Love Under the Spell of Spring

Big (Korean drama)

Ivan Turgenev’s “First Love” unfolded like a great many Korean romance dramas: a feisty and gorgeous heroine rejected a sensitive and mild-mannered suitor constantly by her side in favor of a cold alpha male. Along the way, Turgenev unveiled for the reader a rich and intense emotional landscape similarly reminiscent of the drama genre—the sweet sensation of falling head over heels in love here, the agony of forbidden romance there, the wild emotions that tugged at the heartstrings as a character uncovered one appalling secret after another. It should probably come as no surprise that the novel was referenced in Big, a drama penned by South Korea’s famous screenwriting duo, Hong Jung-eun and Hong Mi-ran (“the Hong sisters“).
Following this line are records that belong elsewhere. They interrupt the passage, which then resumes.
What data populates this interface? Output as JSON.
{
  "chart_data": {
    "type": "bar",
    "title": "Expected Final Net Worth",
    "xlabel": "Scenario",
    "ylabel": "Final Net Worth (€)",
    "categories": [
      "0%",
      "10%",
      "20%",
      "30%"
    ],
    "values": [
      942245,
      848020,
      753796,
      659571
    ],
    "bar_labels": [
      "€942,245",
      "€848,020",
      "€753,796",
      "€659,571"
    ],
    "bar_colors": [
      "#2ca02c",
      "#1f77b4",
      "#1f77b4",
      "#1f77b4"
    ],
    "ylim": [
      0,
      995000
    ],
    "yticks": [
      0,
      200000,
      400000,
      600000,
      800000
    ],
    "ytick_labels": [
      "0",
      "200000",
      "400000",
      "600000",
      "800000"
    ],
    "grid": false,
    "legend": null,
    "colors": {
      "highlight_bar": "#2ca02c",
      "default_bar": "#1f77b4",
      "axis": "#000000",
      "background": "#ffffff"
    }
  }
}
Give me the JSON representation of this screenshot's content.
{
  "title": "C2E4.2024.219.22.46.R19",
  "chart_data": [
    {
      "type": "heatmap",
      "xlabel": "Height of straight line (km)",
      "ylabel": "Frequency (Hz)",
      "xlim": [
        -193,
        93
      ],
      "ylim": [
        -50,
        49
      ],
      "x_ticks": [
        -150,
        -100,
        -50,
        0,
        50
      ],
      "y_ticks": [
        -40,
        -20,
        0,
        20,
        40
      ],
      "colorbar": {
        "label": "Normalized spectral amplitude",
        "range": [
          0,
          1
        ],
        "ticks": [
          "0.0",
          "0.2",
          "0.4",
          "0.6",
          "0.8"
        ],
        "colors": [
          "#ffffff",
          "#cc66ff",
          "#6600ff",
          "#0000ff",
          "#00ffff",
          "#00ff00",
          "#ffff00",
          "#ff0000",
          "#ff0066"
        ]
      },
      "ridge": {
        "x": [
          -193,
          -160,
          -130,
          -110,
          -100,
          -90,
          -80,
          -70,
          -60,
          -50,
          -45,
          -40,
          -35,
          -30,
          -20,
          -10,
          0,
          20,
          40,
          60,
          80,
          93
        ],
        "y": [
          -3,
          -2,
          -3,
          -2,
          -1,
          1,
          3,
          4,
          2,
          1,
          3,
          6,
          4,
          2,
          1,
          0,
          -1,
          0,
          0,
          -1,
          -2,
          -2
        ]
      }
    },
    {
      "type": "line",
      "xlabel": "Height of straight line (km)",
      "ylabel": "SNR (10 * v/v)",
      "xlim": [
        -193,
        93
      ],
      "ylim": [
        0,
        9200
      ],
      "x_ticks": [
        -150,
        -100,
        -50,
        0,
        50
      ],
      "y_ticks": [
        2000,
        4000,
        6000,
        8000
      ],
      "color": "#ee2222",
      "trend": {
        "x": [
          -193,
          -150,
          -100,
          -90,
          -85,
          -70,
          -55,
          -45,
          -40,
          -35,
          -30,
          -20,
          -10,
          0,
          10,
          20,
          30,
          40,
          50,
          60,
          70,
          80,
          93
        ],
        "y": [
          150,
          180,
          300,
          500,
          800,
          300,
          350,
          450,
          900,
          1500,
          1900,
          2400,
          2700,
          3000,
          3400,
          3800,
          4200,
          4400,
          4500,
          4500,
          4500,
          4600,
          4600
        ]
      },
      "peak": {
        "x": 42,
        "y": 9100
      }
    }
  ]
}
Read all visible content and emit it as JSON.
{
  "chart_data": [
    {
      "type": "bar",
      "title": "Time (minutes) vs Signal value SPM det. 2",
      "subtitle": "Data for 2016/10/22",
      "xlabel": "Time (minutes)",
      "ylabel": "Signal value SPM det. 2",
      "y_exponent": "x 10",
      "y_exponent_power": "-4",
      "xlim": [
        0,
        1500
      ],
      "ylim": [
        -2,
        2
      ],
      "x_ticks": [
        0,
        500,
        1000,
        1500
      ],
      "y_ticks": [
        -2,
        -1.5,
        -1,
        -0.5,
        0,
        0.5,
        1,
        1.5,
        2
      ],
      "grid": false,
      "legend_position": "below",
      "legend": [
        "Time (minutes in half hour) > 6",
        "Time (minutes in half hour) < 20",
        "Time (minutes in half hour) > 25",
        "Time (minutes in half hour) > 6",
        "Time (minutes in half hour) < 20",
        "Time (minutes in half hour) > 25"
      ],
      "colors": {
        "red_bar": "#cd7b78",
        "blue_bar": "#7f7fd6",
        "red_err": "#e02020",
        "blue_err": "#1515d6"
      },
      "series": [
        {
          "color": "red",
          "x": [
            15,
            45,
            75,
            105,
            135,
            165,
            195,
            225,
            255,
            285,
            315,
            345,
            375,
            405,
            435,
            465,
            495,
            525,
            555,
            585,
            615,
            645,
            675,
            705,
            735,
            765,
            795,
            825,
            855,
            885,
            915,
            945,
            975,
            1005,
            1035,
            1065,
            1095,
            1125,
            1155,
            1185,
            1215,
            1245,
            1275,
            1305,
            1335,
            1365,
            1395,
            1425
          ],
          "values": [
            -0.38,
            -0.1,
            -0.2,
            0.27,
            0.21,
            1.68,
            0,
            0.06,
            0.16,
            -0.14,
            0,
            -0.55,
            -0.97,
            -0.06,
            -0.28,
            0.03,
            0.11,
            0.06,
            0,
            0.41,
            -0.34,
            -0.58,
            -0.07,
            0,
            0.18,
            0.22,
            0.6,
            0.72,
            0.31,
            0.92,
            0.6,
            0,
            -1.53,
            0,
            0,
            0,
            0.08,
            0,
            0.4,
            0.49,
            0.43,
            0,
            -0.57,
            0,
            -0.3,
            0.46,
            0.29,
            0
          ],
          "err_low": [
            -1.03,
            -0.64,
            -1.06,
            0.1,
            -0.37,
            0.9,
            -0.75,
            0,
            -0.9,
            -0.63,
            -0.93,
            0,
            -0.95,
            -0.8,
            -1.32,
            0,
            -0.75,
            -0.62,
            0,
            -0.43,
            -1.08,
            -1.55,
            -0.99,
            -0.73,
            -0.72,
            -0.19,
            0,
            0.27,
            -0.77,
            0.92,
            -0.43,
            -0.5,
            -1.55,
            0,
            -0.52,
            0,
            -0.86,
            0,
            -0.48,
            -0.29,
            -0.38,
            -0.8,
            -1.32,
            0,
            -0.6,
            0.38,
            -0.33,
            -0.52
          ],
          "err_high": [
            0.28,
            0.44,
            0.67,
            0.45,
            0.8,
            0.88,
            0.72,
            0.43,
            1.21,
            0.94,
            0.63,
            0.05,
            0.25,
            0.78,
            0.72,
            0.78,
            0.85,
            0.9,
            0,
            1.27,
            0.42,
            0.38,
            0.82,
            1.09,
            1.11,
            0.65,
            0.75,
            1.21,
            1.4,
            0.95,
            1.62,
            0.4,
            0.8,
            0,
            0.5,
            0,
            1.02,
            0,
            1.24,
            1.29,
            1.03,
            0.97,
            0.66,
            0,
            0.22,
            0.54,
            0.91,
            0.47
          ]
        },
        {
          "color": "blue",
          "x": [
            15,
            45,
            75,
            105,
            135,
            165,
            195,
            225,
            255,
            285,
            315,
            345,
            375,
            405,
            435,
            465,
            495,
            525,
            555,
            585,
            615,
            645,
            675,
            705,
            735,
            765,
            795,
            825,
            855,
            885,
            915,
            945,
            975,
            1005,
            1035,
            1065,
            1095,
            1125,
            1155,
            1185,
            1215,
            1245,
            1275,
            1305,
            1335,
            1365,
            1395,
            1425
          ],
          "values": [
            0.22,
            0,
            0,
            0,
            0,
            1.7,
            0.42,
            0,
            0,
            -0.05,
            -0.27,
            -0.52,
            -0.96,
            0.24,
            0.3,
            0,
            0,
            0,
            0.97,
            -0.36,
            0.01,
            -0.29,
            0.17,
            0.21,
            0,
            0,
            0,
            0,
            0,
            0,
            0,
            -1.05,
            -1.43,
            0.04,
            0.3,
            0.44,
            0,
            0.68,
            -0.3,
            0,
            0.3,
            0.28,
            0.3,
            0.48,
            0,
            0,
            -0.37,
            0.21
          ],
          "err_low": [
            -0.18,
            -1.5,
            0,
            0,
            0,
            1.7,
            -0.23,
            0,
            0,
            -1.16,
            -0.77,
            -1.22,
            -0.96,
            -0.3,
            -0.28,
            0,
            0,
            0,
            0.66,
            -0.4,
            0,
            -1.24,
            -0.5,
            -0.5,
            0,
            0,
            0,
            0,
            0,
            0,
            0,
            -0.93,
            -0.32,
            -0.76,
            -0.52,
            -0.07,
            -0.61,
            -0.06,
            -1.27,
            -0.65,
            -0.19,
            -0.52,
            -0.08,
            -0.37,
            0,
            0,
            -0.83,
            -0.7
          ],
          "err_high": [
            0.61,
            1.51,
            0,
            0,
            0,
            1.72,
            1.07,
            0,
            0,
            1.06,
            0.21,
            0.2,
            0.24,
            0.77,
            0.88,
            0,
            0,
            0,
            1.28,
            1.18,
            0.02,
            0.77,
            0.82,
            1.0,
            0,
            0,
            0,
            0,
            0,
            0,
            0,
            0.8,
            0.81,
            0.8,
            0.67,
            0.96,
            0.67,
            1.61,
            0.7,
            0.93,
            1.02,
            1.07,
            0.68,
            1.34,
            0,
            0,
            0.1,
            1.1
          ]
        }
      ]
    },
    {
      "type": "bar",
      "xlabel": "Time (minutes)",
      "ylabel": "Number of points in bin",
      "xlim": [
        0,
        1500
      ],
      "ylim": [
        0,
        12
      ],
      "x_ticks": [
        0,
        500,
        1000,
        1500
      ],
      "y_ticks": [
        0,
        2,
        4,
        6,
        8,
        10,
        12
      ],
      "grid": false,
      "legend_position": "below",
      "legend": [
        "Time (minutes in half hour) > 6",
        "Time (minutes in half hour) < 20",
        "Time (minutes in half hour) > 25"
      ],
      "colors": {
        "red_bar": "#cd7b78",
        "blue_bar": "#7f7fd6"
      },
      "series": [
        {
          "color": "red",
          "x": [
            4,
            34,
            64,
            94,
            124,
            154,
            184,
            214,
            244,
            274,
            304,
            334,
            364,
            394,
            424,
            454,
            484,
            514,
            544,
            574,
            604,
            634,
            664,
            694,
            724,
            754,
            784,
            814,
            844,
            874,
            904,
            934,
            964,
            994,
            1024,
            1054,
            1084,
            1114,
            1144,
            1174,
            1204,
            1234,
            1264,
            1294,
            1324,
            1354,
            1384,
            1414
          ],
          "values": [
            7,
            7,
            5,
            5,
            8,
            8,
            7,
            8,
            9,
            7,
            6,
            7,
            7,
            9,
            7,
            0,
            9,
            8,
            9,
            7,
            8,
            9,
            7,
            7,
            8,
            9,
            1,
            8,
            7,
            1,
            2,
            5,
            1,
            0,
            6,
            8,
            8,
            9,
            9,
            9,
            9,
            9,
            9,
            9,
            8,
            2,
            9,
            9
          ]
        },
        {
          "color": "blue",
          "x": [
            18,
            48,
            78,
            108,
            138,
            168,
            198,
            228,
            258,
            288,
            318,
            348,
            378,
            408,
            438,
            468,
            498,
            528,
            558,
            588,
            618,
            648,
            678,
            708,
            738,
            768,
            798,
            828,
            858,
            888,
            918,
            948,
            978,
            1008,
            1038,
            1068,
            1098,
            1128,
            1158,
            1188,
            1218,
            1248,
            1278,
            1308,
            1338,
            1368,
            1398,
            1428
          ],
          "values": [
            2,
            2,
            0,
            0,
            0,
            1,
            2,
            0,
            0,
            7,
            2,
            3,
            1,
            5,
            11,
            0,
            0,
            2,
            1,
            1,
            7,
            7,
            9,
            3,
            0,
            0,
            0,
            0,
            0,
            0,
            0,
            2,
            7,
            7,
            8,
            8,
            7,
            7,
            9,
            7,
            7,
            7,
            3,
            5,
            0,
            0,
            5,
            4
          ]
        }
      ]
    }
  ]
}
In what came across as a foreshadowing effect, just one episode after the male lead flippantly uttered a line from the novel (“My son, fear the love of woman; fear that bliss, that poison”) in oblivion to its possible relevance to him, the drama had him running across the night streets to go to the aid of a heroine eight years his senior, while ominous words played in the background: “Kyung-joon, do not go to Gil Da-ran. […] There is only one person in her heart. Even if you go after her, she won’t even look at you. By allowing your feelings to go to her even as she does not spare you a glance, you’ll end up badly hurt. When you wake up, forget all about her.” A parallel seemed to be drawn between novel and drama: just as Zinaïda dismissed Vladimir as a child and had eyes only for an undeserving married man, Da-ran subsequently laughed off the high schooler’s confession of love and continued to mope over her apparently two-timing fiancé. For a while, the sense that the boy was meeting his doom as a young victim of noble yet unrequited love was palpable.